For most mammals, a serious wound ends in a scar. That is the default. Texas A&M University researchers now report in an animal amputation model that this default can be steered, briefly and pharmacologically, toward something that looks more like rebuilding: bone, joint, ligament, and tendon regrowing where a limb was lost. The work, summarized by ScienceDaily on June 17, 2026, does not regrow a working limb. What it does is harder to dismiss. It suggests that mammals were never missing a regenerative program at all. They were suppressing one.
The reason this matters is the framing it replaces. For decades, the standard story has been that humans and other mammals lost the ability to regrow complex tissue the way salamanders regrow tails and zebrafish regrow fins, an evolutionary trade that scar-based healing more than makes up for. The Texas A&M study, described in the ScienceDaily release as preclinical animal work, instead argues that the program is still there, just switched off by the same wound response that closes the injury in the first place. If that reading holds, the question stops being "can we build a new regenerative biology?" and becomes "can we find the right switch and the right delivery to release the one mammals already have?"
The intervention itself is modest, which is part of the point. The team applied two growth-factor signals, BMP2 (a bone-shaping protein) and FGF2 (a fibroblast growth factor that drives tissue patterning), to an amputation site in a two-step protocol. The first step, the BMP2 signal, lays a bone-like template at the wound. The second step, the FGF2 signal, recruits the connective-tissue machinery needed to build a working joint and the ligaments and tendons that connect it. In the animal study, this redirected the wound's default scar response, the dense collagen plug mammals use to seal injuries quickly, and replaced it with a structured regrowth of multiple tissue types at the amputation site. No gene editing. No stem-cell transplant. Just two protein signals delivered into a wound at the right moment.
Salamanders are still the comparison the reader deserves, but they belong in one paragraph, not the lede. A salamander's stump forms a blastema, a mass of dedifferentiated cells that essentially redraws the missing limb from scratch. Mammals do not make a blastema.

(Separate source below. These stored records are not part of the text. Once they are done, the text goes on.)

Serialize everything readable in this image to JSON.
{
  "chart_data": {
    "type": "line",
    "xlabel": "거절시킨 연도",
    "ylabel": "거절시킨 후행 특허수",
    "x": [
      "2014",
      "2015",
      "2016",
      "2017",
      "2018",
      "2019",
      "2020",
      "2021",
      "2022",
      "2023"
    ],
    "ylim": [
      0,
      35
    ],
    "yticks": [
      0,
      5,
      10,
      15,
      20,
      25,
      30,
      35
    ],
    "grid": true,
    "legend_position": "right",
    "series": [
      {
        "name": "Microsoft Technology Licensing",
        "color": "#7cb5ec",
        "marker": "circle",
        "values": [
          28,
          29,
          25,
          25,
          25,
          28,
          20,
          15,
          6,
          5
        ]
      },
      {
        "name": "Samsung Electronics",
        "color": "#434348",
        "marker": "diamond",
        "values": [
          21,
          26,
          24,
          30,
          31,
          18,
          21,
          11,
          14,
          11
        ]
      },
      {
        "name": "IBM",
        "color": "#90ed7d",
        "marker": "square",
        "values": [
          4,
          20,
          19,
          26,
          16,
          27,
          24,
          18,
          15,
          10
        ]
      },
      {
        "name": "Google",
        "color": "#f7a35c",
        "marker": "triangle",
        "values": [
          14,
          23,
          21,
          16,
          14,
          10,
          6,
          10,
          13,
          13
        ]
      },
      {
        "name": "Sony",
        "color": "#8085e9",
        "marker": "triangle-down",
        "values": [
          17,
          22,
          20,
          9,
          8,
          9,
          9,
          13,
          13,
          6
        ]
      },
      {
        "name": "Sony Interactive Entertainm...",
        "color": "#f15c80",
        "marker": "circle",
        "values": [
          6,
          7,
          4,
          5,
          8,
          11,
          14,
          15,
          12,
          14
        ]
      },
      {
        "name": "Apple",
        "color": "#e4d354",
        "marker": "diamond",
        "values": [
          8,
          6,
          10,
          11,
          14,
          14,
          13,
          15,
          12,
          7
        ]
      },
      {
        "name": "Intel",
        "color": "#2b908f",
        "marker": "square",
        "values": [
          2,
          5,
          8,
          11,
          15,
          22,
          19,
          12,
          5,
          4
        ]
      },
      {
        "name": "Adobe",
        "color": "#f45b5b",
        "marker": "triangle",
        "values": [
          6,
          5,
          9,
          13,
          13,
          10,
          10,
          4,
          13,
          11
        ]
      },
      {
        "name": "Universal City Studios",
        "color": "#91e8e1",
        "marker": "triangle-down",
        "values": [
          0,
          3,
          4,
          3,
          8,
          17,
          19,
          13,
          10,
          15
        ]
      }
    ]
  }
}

What the Texas A&M protocol appears to do is something narrower and arguably more useful: rather than rewind cellular identity, it tilts the existing mammalian healing cascade away from fibrosis (the technical name for scar formation) and toward the multi-tissue rebuilding that already exists in a mammal's toolkit. That distinction is the article. A blastema would be a new technology. A re-routed wound response is an instruction set the body can already read.
The limits of the claim are real, and they live in the same paragraph as the result. ScienceDaily describes the work as a preclinical proof of concept in animal models, not a human therapy. The regrown bone, joint, ligament, and tendon are not identical copies of what was lost, and the study has not yet been independently replicated. The protocol depends on delivering the right growth factors at the right time after injury, which is its own unsolved delivery problem in a human patient. None of this erases the result. It just sets the scale: this is the kind of finding that expands the research surface, not the kind that lands in a clinic next year.
That expanded surface is the constructive read. A reframe from "regeneration is a lost superpower" to "regeneration is a suppressed default" is something many more labs, and eventually many more clinical problems, can act on. Scarring is not only a wound-healing issue. It is a problem in every organ that fibroses after injury: skin, heart, liver, lung, kidney. Joint injury and tendon repair are two of the most common unmet needs in musculoskeletal medicine. If the same two-signal logic can be tuned for those tissues, the result is a generation of work, not a single product. The Texas A&M team has not solved that. They have moved it from a speculative moonshot to a defined experimental program, which is the most that good biology usually delivers in one paper.
What to watch next is the underlying study, which the ScienceDaily summary is based on. The peer-reviewed paper, reported as published in Nature Communications by the Texas A&M College of Veterinary Medicine and Biomedical Sciences group, will need to confirm which animal model was used, how many animals were studied, which limb segment was restored, and how completely the regrown joint functioned under load. Until those details are public, the headline result is the protocol, not the promise.